How successful is it?

Overall, the trial was a flop as there appeared to be no benefit to taking LMTX, says the BBC's health and science correspondent, James Gallagher.

"However, an analysis on just the 15 per cent of the patients who had not already been taking drugs to help manage their symptoms showed a benefit," he adds. "In this tiny subset of patients, tests showed thinking power was maintained and MRI scans found the death of brain cells was reduced."

Claude Wischik, the co-founder of TauRx Pharmaceuticals, which developed the drug, said the results were unprecedented. "On the whole, [it] slowed progression by about 80 per cent," he says.

Though further testing is needed, LMTX has helped people get back to their daily lives, he says: "A wife of a patient told me her husband suddenly got up and fixed the garden fence, which he'd needed to do for years."

What has the reaction been?

The discovery was hailed by many, with the US Alzheimer's Association describing it as "a significant event" in the history of dementia research.

"In a field that has been plagued by consistent failures of novel drug candidates in late-stage clinical trials and where there has been no practical therapeutic advance for over a decade, I am excited," said Dr Serge Gauthier, the director of the Alzheimer's Disease Research Unit at McGill University, Canada.

Others, however, have urged caution.

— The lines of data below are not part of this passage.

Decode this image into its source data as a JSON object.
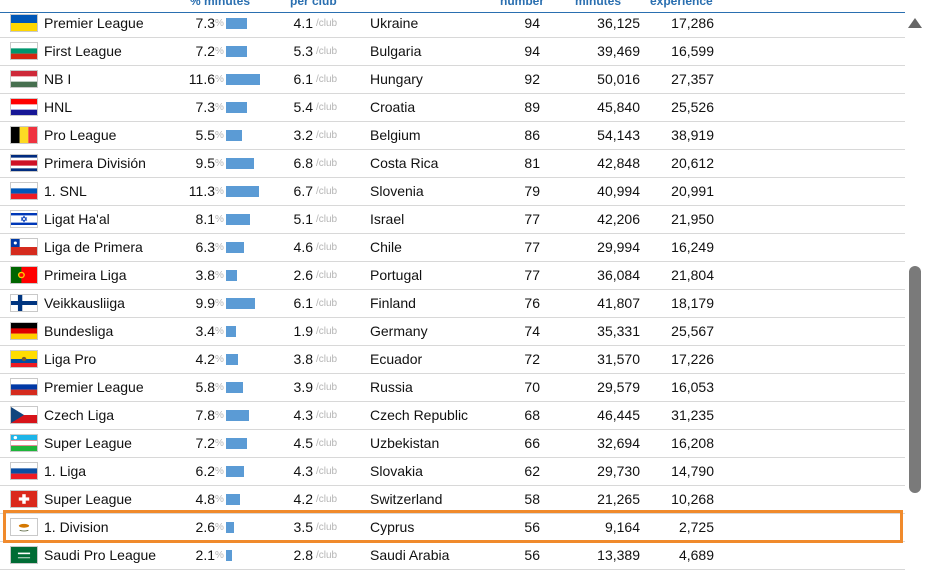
{
  "header": {
    "col_minutes": "% minutes",
    "col_perclub": "per club",
    "col_number": "number",
    "col_minutes_total": "minutes",
    "col_experience": "experience"
  },
  "unit_pct": "%",
  "unit_club": "/club",
  "rows": [
    {
      "league": "Premier League",
      "mins": "7.3",
      "mins_value": 7.3,
      "club": "4.1",
      "country": "Ukraine",
      "number": "94",
      "minutes": "36,125",
      "experience": "17,286",
      "flag": "ukraine"
    },
    {
      "league": "First League",
      "mins": "7.2",
      "mins_value": 7.2,
      "club": "5.3",
      "country": "Bulgaria",
      "number": "94",
      "minutes": "39,469",
      "experience": "16,599",
      "flag": "bulgaria"
    },
    {
      "league": "NB I",
      "mins": "11.6",
      "mins_value": 11.6,
      "club": "6.1",
      "country": "Hungary",
      "number": "92",
      "minutes": "50,016",
      "experience": "27,357",
      "flag": "hungary"
    },
    {
      "league": "HNL",
      "mins": "7.3",
      "mins_value": 7.3,
      "club": "5.4",
      "country": "Croatia",
      "number": "89",
      "minutes": "45,840",
      "experience": "25,526",
      "flag": "croatia"
    },
    {
      "league": "Pro League",
      "mins": "5.5",
      "mins_value": 5.5,
      "club": "3.2",
      "country": "Belgium",
      "number": "86",
      "minutes": "54,143",
      "experience": "38,919",
      "flag": "belgium"
    },
    {
      "league": "Primera División",
      "mins": "9.5",
      "mins_value": 9.5,
      "club": "6.8",
      "country": "Costa Rica",
      "number": "81",
      "minutes": "42,848",
      "experience": "20,612",
      "flag": "costa-rica"
    },
    {
      "league": "1. SNL",
      "mins": "11.3",
      "mins_value": 11.3,
      "club": "6.7",
      "country": "Slovenia",
      "number": "79",
      "minutes": "40,994",
      "experience": "20,991",
      "flag": "slovenia"
    },
    {
      "league": "Ligat Ha'al",
      "mins": "8.1",
      "mins_value": 8.1,
      "club": "5.1",
      "country": "Israel",
      "number": "77",
      "minutes": "42,206",
      "experience": "21,950",
      "flag": "israel"
    },
    {
      "league": "Liga de Primera",
      "mins": "6.3",
      "mins_value": 6.3,
      "club": "4.6",
      "country": "Chile",
      "number": "77",
      "minutes": "29,994",
      "experience": "16,249",
      "flag": "chile"
    },
    {
      "league": "Primeira Liga",
      "mins": "3.8",
      "mins_value": 3.8,
      "club": "2.6",
      "country": "Portugal",
      "number": "77",
      "minutes": "36,084",
      "experience": "21,804",
      "flag": "portugal"
    },
    {
      "league": "Veikkausliiga",
      "mins": "9.9",
      "mins_value": 9.9,
      "club": "6.1",
      "country": "Finland",
      "number": "76",
      "minutes": "41,807",
      "experience": "18,179",
      "flag": "finland"
    },
    {
      "league": "Bundesliga",
      "mins": "3.4",
      "mins_value": 3.4,
      "club": "1.9",
      "country": "Germany",
      "number": "74",
      "minutes": "35,331",
      "experience": "25,567",
      "flag": "germany"
    },
    {
      "league": "Liga Pro",
      "mins": "4.2",
      "mins_value": 4.2,
      "club": "3.8",
      "country": "Ecuador",
      "number": "72",
      "minutes": "31,570",
      "experience": "17,226",
      "flag": "ecuador"
    },
    {
      "league": "Premier League",
      "mins": "5.8",
      "mins_value": 5.8,
      "club": "3.9",
      "country": "Russia",
      "number": "70",
      "minutes": "29,579",
      "experience": "16,053",
      "flag": "russia"
    },
    {
      "league": "Czech Liga",
      "mins": "7.8",
      "mins_value": 7.8,
      "club": "4.3",
      "country": "Czech Republic",
      "number": "68",
      "minutes": "46,445",
      "experience": "31,235",
      "flag": "czech"
    },
    {
      "league": "Super League",
      "mins": "7.2",
      "mins_value": 7.2,
      "club": "4.5",
      "country": "Uzbekistan",
      "number": "66",
      "minutes": "32,694",
      "experience": "16,208",
      "flag": "uzbekistan"
    },
    {
      "league": "1. Liga",
      "mins": "6.2",
      "mins_value": 6.2,
      "club": "4.3",
      "country": "Slovakia",
      "number": "62",
      "minutes": "29,730",
      "experience": "14,790",
      "flag": "slovakia"
    },
    {
      "league": "Super League",
      "mins": "4.8",
      "mins_value": 4.8,
      "club": "4.2",
      "country": "Switzerland",
      "number": "58",
      "minutes": "21,265",
      "experience": "10,268",
      "flag": "switzerland"
    },
    {
      "league": "1. Division",
      "mins": "2.6",
      "mins_value": 2.6,
      "club": "3.5",
      "country": "Cyprus",
      "number": "56",
      "minutes": "9,164",
      "experience": "2,725",
      "flag": "cyprus"
    },
    {
      "league": "Saudi Pro League",
      "mins": "2.1",
      "mins_value": 2.1,
      "club": "2.8",
      "country": "Saudi Arabia",
      "number": "56",
      "minutes": "13,389",
      "experience": "4,689",
      "flag": "saudi-arabia"
    }
  ],
  "highlighted_league": "1. Division",
  "bar_color": "#5b9bd5",
  "highlight_color": "#f08a2c"
}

Alzheimer's Research UK's Dr David Reynolds said he was concerned LMTX appeared not to work alongside other medications.

"The data suggests it is slowing down the disease, but the important caveat is these small numbers," he said.

"It is encouraging, but we need more data and will have to run a study with it as just a monotherapy [on its own]," he added. "It will still be years from reaching patients, even assuming it works."

Dr Rachelle Doody, the director of the Alzheimer's disease and Memory Disorders Center at Baylor College of Medicine in Texas, was even more pessimistic. "To present it to the public now as a promising approach seems unjustified," she told the New York Times.